There are indications that a growing number of disciplines and organizations are inspired by this pioneering work and are investigating alternative models for scholarly communication:

  • The NIH e-biomed proposal (Varmus 1999) for a more effective communication system for research reports in the life sciences demonstrates the innovative thinking inspired by initiatives like arXiv. While the PubMed Central environment (Anonymous 1999) (the system being developed as the outcome of the proposal) is more conservative than e-biomed, it remains faithful to the original desire to provide barrier-free access to primary reports in the life sciences.
  • The British Medical Journal and HighWire Press recently launched Clinical Medicine Netprints (Delhamothe, et al. 1999), an e-print site for studies, research, and articles in Clinical Medicine.
  • Under the umbrella of the eScholarship project, the California Digital Library is working on University ePub (Lucier and Ober 1999), a set of disciplinary e-print servers and services whose overall aim is to lead and support innovations in the production and dissemination of scholarship. The project received one of the grants from SPARC in the context of its Scientific Communities Initiative, which called for proposals introducing alternative communication methods as a way to address the serials crisis.
  • MIT plans to build a digital repository of which all public e-prints will be available to the whole e-print community.
  • Caltech's Scholar's Forum (Buck, Flagan, and Coles 1999) describes an alternative conceptual model for scholarly communication.
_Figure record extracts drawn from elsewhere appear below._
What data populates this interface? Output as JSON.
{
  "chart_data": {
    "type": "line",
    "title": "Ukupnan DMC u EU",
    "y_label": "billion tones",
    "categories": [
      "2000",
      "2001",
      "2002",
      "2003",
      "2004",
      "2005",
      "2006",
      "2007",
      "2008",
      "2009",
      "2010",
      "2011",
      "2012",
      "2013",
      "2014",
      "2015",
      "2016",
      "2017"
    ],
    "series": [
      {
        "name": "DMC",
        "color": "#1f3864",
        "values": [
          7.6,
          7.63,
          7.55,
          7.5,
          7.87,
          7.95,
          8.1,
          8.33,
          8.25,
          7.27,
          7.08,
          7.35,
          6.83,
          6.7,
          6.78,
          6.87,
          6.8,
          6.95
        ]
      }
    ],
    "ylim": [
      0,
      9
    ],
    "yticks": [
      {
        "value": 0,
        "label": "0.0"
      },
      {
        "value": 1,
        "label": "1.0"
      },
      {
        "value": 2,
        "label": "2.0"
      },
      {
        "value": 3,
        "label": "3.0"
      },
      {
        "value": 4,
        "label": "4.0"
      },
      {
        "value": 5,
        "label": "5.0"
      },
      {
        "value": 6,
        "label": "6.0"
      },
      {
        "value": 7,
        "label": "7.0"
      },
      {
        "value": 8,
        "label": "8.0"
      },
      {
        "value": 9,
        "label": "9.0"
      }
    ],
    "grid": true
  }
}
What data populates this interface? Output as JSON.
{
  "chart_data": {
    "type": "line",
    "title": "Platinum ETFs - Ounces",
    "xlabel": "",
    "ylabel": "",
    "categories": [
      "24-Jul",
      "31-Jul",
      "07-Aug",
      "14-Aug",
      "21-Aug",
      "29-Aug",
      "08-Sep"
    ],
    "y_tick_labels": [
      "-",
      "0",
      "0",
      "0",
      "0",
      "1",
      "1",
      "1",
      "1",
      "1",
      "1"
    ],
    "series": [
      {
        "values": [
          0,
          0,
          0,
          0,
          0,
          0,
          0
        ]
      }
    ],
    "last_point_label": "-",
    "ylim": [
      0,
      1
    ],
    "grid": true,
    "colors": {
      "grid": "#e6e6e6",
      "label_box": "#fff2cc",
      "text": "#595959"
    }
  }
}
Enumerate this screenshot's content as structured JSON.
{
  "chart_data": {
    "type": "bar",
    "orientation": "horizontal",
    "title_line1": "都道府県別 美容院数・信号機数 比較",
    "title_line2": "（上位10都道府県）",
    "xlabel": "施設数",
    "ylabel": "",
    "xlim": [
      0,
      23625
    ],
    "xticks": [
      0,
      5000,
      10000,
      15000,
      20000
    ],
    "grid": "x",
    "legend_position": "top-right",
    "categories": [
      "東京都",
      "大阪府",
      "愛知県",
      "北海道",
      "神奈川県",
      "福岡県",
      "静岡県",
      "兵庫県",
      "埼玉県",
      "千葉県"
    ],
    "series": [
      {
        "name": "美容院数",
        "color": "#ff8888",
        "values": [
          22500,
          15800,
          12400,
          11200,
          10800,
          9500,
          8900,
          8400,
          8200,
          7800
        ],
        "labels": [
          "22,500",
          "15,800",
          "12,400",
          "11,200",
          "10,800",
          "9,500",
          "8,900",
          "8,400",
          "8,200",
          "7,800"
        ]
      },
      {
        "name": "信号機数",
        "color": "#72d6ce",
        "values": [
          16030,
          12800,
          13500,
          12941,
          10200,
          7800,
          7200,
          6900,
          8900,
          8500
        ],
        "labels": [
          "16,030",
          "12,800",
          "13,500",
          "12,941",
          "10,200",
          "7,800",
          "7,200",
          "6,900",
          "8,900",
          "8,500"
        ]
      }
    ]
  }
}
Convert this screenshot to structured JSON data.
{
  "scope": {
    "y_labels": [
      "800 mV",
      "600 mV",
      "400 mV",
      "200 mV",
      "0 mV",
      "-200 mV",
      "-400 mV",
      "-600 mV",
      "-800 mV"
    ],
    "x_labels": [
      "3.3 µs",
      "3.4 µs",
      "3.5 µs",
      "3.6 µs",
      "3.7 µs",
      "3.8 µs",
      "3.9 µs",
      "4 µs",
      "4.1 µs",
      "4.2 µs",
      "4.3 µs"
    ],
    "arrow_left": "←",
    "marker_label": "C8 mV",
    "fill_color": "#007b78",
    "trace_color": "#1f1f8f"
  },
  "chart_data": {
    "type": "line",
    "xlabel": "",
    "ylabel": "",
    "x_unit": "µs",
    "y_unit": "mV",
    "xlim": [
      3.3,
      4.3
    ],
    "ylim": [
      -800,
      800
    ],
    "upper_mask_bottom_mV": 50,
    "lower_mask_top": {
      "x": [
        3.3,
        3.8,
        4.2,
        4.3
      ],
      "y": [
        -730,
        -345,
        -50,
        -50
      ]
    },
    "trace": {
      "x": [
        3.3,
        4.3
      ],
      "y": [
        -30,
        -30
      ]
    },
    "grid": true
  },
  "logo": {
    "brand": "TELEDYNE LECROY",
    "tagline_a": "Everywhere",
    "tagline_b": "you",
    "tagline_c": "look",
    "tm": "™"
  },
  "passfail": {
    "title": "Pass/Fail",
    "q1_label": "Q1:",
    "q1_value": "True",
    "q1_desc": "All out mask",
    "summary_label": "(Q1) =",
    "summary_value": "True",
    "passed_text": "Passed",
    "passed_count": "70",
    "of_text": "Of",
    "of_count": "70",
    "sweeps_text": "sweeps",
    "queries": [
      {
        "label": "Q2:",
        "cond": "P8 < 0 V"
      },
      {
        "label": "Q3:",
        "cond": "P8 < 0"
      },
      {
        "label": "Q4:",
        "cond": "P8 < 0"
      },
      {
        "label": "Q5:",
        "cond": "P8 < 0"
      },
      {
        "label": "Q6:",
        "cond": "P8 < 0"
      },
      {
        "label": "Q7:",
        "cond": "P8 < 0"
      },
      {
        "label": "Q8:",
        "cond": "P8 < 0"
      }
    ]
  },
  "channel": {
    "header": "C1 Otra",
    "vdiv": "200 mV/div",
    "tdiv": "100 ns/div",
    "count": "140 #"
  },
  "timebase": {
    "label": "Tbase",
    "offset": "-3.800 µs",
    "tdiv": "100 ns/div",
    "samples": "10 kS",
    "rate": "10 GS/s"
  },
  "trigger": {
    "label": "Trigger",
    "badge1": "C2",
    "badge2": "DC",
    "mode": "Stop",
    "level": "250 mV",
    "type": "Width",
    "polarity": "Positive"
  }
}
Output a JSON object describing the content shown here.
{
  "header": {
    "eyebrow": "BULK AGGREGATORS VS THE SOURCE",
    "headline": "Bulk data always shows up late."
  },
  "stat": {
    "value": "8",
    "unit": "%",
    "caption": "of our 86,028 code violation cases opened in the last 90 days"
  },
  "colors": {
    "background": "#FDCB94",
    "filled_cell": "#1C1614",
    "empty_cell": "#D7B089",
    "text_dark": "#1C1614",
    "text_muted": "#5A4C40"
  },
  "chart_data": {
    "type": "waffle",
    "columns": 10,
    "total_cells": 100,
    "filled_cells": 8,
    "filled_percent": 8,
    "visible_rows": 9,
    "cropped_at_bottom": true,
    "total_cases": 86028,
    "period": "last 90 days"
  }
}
From individual archives to an interoperable fabric

The aim of the archive initiatives described above is to try to create a more effective scholarly communication mechanism that addresses problems that exist in the established system. The approaches that are taken by individual archives differ in a number of ways. Some initiatives build on a centralized model, others on a distributed departmental, or by extension, institutional model. Some deal with gray (non-peer reviewed) literature only, others incorporate metadata of peer-reviewed papers or try to establish some form of peer-review outside of the established system. Some deal with metadata only, others with both metadata and full content. Yet all share the attribute of offering scholars a vehicle to conveniently and immediately disseminate research results to peers.

The reason for launching the Open Archives initiative is the belief that interoperability among archives is key to increasing their impact and establishing them as viable alternatives to the existing scholarly communication model. This conviction is expressed in the official mission statement of the initiative:

The Open Archives initiative has been set up to create a forum to discuss and solve matters of interoperability between author self-archiving solutions (also commonly referred to as e-print systems), as a way to promote their global acceptance.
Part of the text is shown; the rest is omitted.